Les Fils pendant l’hiver 1955-1956 (1955-1956, archives des Fils de la Charité, n°2526)
Des nouveaux Fils
De nouveaux Fils arrivent dès 1953 pour renforcer les rangs et remplacer les premiers départs. Le père Briand quitte Croydon et rentre en France en 1952, et le père Goison rentre en France en 1955 consécutivement à son élection comme supérieur général. Entre 1953 et 1958, dix Fils arrivent au Canada, comme Jean Naert, Frédy Kunz ou encore André Monnier ; ce dernier, son mandat de supérieur général achevé, revint au Canada et pris la direction des Fils au Québec.
Les Fils en novembre 1954, lors de la venue du père Monnier (1954, archives des Fils de la Charité, n°2526)
En 1955, une nouvelle paroisse est confiée aux Fils par le diocèse, la paroisse de Saint-Jean-l’Évangéliste à la Pointe-Saint-Charles, un quartier de Montréal. Cette même année, la jeune communauté canadienne est composée de huit Fils : sept qui investissent leurs paroisses, et un huitième, Émile Grosse, qui était l’aumônier des Français de Montréal. La présence des Fils suscite également des premières vocations.
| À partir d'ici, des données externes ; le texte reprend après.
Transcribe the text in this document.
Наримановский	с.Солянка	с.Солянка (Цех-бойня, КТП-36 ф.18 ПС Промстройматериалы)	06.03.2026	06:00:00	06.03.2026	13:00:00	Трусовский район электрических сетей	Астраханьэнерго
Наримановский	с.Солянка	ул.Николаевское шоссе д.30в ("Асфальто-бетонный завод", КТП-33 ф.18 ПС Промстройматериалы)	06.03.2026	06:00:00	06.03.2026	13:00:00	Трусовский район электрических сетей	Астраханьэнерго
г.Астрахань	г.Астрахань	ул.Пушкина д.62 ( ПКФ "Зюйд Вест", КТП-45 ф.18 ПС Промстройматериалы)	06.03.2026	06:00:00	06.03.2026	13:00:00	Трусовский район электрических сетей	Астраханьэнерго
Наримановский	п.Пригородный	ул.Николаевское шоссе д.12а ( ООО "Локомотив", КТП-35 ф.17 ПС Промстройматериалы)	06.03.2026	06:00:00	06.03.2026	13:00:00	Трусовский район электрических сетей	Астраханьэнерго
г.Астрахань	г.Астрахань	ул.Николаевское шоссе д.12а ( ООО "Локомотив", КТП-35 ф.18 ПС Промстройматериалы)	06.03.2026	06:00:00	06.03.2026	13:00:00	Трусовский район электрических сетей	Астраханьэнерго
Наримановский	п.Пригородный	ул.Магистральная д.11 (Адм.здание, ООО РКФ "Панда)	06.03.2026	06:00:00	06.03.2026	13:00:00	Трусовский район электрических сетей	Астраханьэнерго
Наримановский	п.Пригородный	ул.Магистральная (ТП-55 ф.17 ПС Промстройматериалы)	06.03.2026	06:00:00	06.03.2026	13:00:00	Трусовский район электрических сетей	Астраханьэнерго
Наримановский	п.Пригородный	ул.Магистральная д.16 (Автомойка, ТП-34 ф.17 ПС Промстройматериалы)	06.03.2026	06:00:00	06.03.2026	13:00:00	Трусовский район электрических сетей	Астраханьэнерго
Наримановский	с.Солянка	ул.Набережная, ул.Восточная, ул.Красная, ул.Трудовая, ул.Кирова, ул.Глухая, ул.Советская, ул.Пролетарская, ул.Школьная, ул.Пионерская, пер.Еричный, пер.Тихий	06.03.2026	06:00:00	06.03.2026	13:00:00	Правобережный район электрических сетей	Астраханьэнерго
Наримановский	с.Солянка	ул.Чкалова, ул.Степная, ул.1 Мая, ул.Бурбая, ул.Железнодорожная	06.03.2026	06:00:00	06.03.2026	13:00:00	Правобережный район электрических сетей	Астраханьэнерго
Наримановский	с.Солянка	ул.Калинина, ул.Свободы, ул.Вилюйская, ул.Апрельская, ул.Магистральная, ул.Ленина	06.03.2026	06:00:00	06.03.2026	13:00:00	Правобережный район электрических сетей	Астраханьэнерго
La communauté est marquée en 1959 par le décès du père Paul Ledeur dans un accident.
L’église et la sacristie de la paroisse Saint-Jean à la Pointe-Saint-Charles (sans date, archives des Fils de la Charité, n°2627)
Le père Jean Naert, vicaire de la paroisse Saint-Jean à la Pointe-Saint-Charles (vers 1955-1959, archives des Fils de la Charité, n°2625)
Le père Émile Grosse, aumônier des Français de Montréal (1957, archives des Fils de la Charité, n°2625)
Les Fils au Canada en 1957 (1957, archives des Fils de la Charité, n°2625)
Les dix premières années des Fils au Canada ont été riches pour la congrégation. Les Fils surent s’implanter et trouver leur place dans les quartiers pauvres et ouvriers de la banlieue de Montréal. Cette équipe nombreuse et dynamique ouvre avec les années 1960-1970 une nouvelle période, celles des prêtres-ouvriers, de la JOC, du militantisme et de l’engagement dans le travail de santé communautaire, comme l’a bien montré le documentaire de Manon Cousin.